Church, Glenville, Co. Limerick
Co. Limerick |
Churches & Chapels
What stands in Glenville is a ruin built on top of a ruin, and beneath that, in all likelihood, something older still.
The Church of Ireland building here replaced a medieval church dedicated to the parish of Rathronan, but even that predecessor was itself a replacement. When the Ordnance Survey Letters were compiled in 1840, the writer noted that the church pulled down to make way for the new structure around 1826 was itself not many half centuries old, meaning the truly ancient fabric of Rathronan had already been lost long before the nineteenth century arrived. The result is a layered site where the physical evidence of the earliest phases has been almost entirely erased, leaving only the ground itself as a kind of archive.

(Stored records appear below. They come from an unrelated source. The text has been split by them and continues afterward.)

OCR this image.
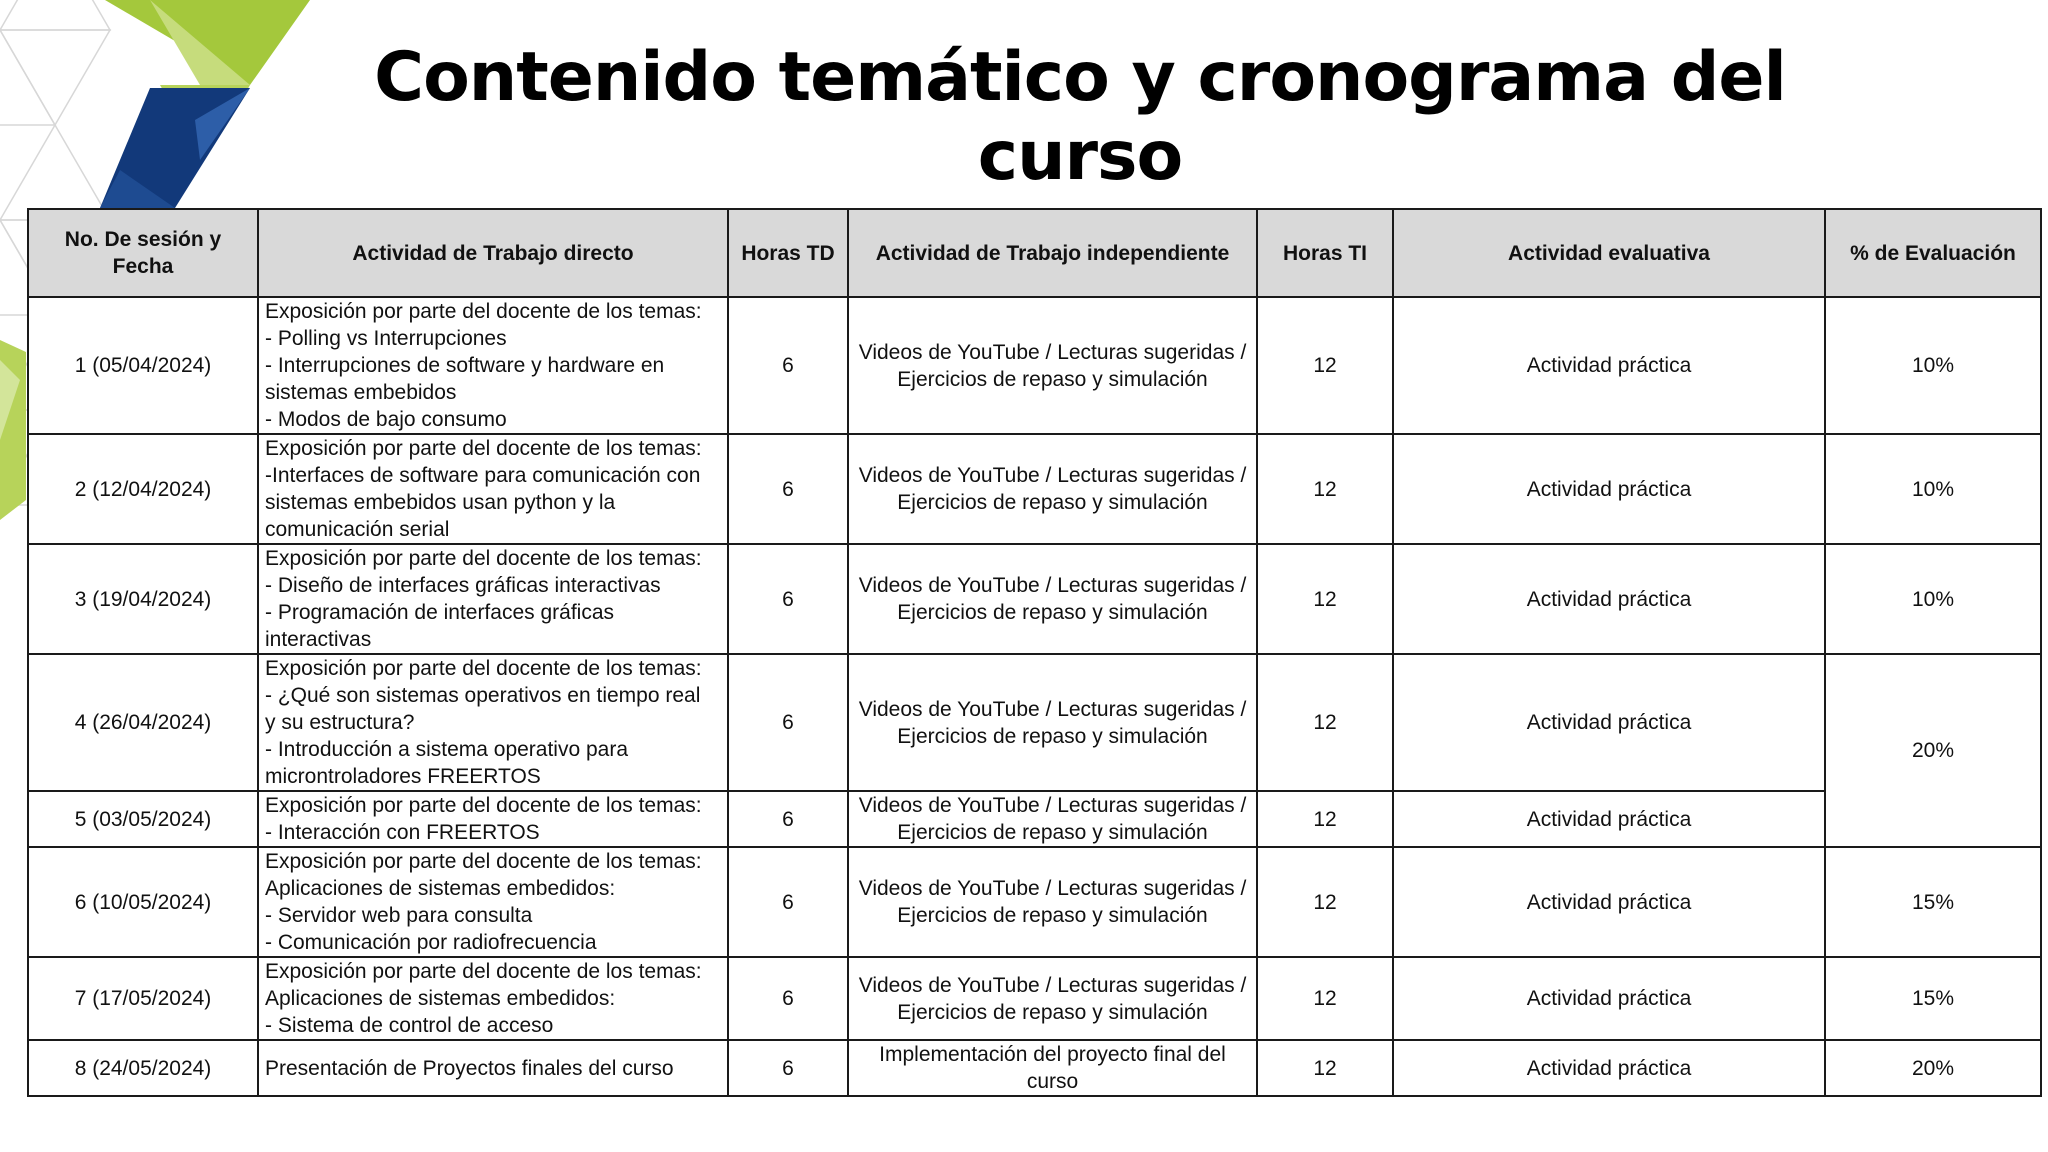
Contenido temático y cronograma del curso
No. De sesión y Fecha	Actividad de Trabajo directo	Horas TD	Actividad de Trabajo independiente	Horas TI	Actividad evaluativa	% de Evaluación
1 (05/04/2024)	Exposición por parte del docente de los temas:
- Polling vs Interrupciones
- Interrupciones de software y hardware en
sistemas embebidos
- Modos de bajo consumo	6	Videos de YouTube / Lecturas sugeridas / Ejercicios de repaso y simulación	12	Actividad práctica	10%
2 (12/04/2024)	Exposición por parte del docente de los temas:
-Interfaces de software para comunicación con
sistemas embebidos usan python y la
comunicación serial	6	Videos de YouTube / Lecturas sugeridas / Ejercicios de repaso y simulación	12	Actividad práctica	10%
3 (19/04/2024)	Exposición por parte del docente de los temas:
- Diseño de interfaces gráficas interactivas
- Programación de interfaces gráficas
interactivas	6	Videos de YouTube / Lecturas sugeridas / Ejercicios de repaso y simulación	12	Actividad práctica	10%
4 (26/04/2024)	Exposición por parte del docente de los temas:
- ¿Qué son sistemas operativos en tiempo real
y su estructura?
- Introducción a sistema operativo para
microntroladores FREERTOS	6	Videos de YouTube / Lecturas sugeridas / Ejercicios de repaso y simulación	12	Actividad práctica	20%
5 (03/05/2024)	Exposición por parte del docente de los temas:
- Interacción con FREERTOS	6	Videos de YouTube / Lecturas sugeridas / Ejercicios de repaso y simulación	12	Actividad práctica	
6 (10/05/2024)	Exposición por parte del docente de los temas:
Aplicaciones de sistemas embedidos:
- Servidor web para consulta
- Comunicación por radiofrecuencia	6	Videos de YouTube / Lecturas sugeridas / Ejercicios de repaso y simulación	12	Actividad práctica	15%
7 (17/05/2024)	Exposición por parte del docente de los temas:
Aplicaciones de sistemas embedidos:
- Sistema de control de acceso	6	Videos de YouTube / Lecturas sugeridas / Ejercicios de repaso y simulación	12	Actividad práctica	15%
8 (24/05/2024)	Presentación de Proyectos finales del curso	6	Implementación del proyecto final del curso	12	Actividad práctica	20%
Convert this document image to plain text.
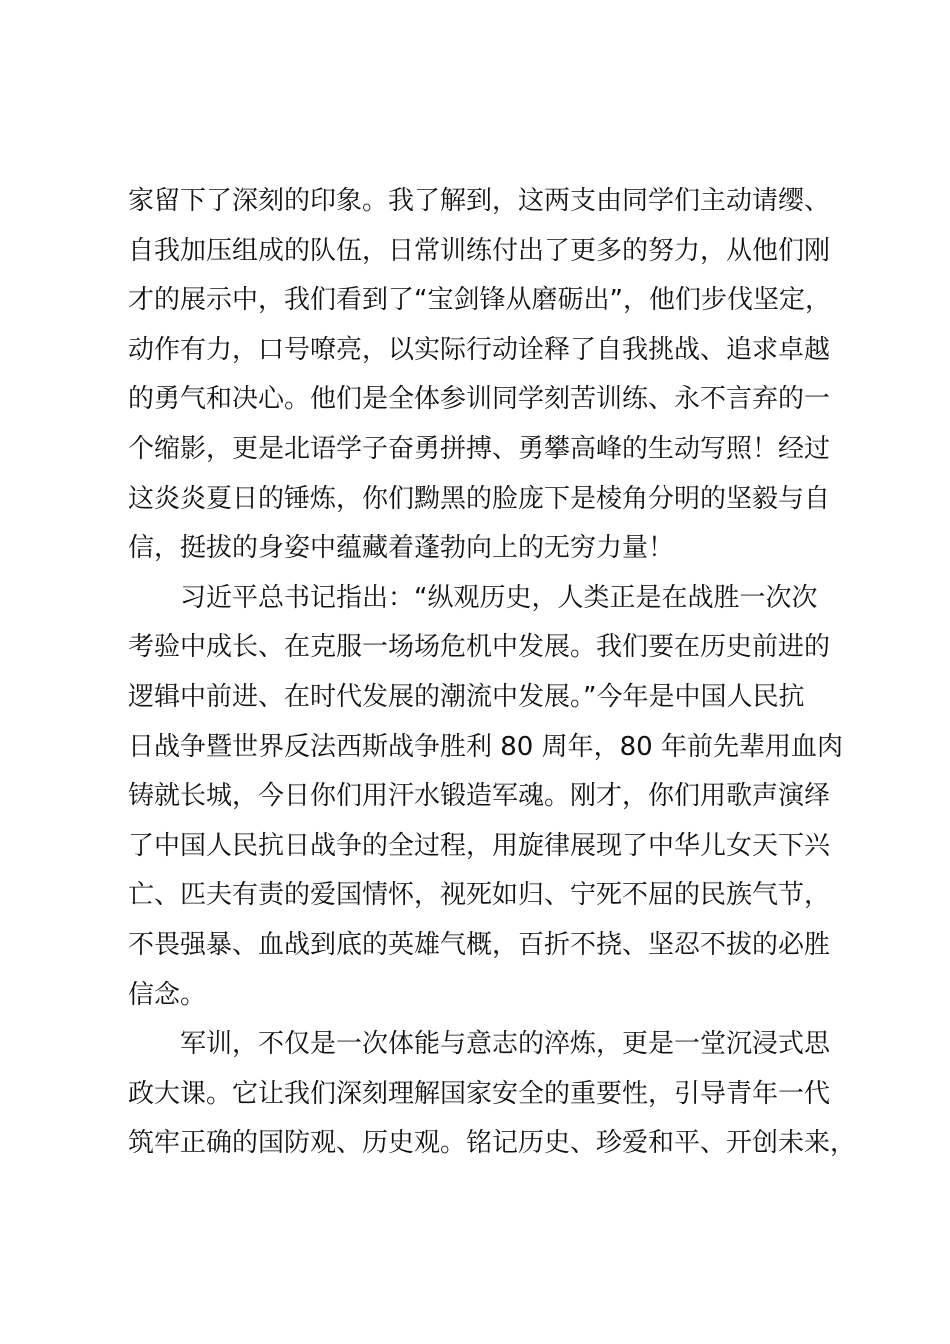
家留下了深刻的印象。我了解到，这两支由同学们主动请缨、
自我加压组成的队伍，日常训练付出了更多的努力，从他们刚
才的展示中，我们看到了“宝剑锋从磨砺出”，他们步伐坚定，
动作有力，口号嘹亮，以实际行动诠释了自我挑战、追求卓越
的勇气和决心。他们是全体参训同学刻苦训练、永不言弃的一
个缩影，更是北语学子奋勇拼搏、勇攀高峰的生动写照！经过
这炎炎夏日的锤炼，你们黝黑的脸庞下是棱角分明的坚毅与自
信，挺拔的身姿中蕴藏着蓬勃向上的无穷力量！
习近平总书记指出：“纵观历史，人类正是在战胜一次次
考验中成长、在克服一场场危机中发展。我们要在历史前进的
逻辑中前进、在时代发展的潮流中发展。”今年是中国人民抗
日战争暨世界反法西斯战争胜利 80 周年，80 年前先辈用血肉
铸就长城，今日你们用汗水锻造军魂。刚才，你们用歌声演绎
了中国人民抗日战争的全过程，用旋律展现了中华儿女天下兴
亡、匹夫有责的爱国情怀，视死如归、宁死不屈的民族气节，
不畏强暴、血战到底的英雄气概，百折不挠、坚忍不拔的必胜
信念。
军训，不仅是一次体能与意志的淬炼，更是一堂沉浸式思
政大课。它让我们深刻理解国家安全的重要性，引导青年一代
筑牢正确的国防观、历史观。铭记历史、珍爱和平、开创未来，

The name Rathronan appears in the historical record as far back as 1260, when a legal dispute between the dioceses of Lismore and Cashel over this and other Limerick churches was noted in the Calendar of Papal Letters. Antiquarian Thomas Westropp, writing in 1904 to 1905, traced the name through several variants across the medieval centuries: Ruthronan in 1260, Chapel of Maurice in 1291 and again in 1302, Rathrunan in 1410, Capella Mauricii alias Rathronan in 1418, and Rathronan in a 1452 rental. By 1645, the rectory of Rathronan also held jurisdiction over the chapel of Mount Temple at Athlea. The current ruined structure, recorded by the National Inventory of Architectural Heritage, is a Board of First Fruits church, built around 1825 to 1827. The Board of First Fruits was an ecclesiastical fund used extensively in early nineteenth-century Ireland to finance the construction of Church of Ireland buildings, producing a distinctive and often austere style. This example comprises a four-stage square tower adjoining a gabled three-bay nave of double height.
The ruins sit within a graveyard that, according to the 1840 Ordnance Survey account, was already described as large but little used as a cemetery even at that relatively early date. Visitors approaching the site should expect an atmospheric but unspectacular setting, the interest lying less in dramatic fabric and more in the accumulated history of the ground itself. The site is in County Limerick, within the historic parish of Rathronan, which straddled the old baronies of Shanid, Connello, and Glenquin. The graveyard is likely the most accessible element for those exploring the area, and older stones within it may preserve inscriptions worth examining closely.